Thames barges came in a variety of forms, all variations of a basic theme, with the main differences lying in their hull construction and rigging. They were flat-bottomed and were designed for estuaries and coastal waters. Some of them were also hauled along canals. Their distinctive red-brown sails were made of flax and waterproofed against salt water with a mixture of red ochre, (which was boiled with tar, tallow and oak bark), and cod or seal oil. The cod gave the sails a browner appearance, the seal oil a redder colour). Most of the surviving Thames barges were built during the late 18th century and 19th century, when they were used for carrying an eclectic mix of cargoes around the country, including bricks, coal, grain, straw and timber, but their origins lie in the Medieval period and the later legacy of canal barges. Like other ships of the 19th Century wooden hulls were replaced by metal. They could handle a significant tonnage and were an important part of the country's cargo handling infrastructure until well into the 20th Century.
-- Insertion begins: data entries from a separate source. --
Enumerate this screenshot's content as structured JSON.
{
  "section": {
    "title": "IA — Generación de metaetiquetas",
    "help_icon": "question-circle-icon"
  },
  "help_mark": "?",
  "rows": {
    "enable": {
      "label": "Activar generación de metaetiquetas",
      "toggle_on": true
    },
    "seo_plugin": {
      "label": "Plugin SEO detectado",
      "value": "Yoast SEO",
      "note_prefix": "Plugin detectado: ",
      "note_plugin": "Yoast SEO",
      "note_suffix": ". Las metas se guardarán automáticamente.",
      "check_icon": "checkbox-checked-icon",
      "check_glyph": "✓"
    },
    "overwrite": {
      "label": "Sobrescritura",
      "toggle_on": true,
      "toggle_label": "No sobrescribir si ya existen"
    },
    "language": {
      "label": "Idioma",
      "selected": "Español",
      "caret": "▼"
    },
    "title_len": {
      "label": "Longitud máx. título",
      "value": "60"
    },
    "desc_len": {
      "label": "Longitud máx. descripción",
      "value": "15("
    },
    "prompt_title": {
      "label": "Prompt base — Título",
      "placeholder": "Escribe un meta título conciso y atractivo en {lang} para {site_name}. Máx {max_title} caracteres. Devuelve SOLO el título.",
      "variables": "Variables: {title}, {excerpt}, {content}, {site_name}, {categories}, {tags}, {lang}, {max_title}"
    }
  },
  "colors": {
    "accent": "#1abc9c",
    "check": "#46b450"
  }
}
|A stumpy-rigged Thames Barge at Greenwich|
1890, Illustrated London News
Constructed in wood, Lady of the Lea was equipped with a tiller connected to the rudder and was originally stumpy rigged, meaning she had no top mast or top sail. The fact that she was stumpy rigged, a rig designed for barges that had to pass under the low London bridges, argues that she was in use on the Thames in London during her early years. She was built to a design based on canal barges because her intended use meant that she had to use a narrow canal passage at the gunpowder mills where she loaded and unloaded. Designated a War Department Sailing Barge, she was used to carry up to 500 barrels of gunpowder, as well as other armaments, between Woolwich Arsenal and Waltham Abbey. There is apparently a display at the Royal Gunpowder Mills at Waltham Abbey showing her at work. She travelled on both open water, under sail, and canals, when she was horse-drawn.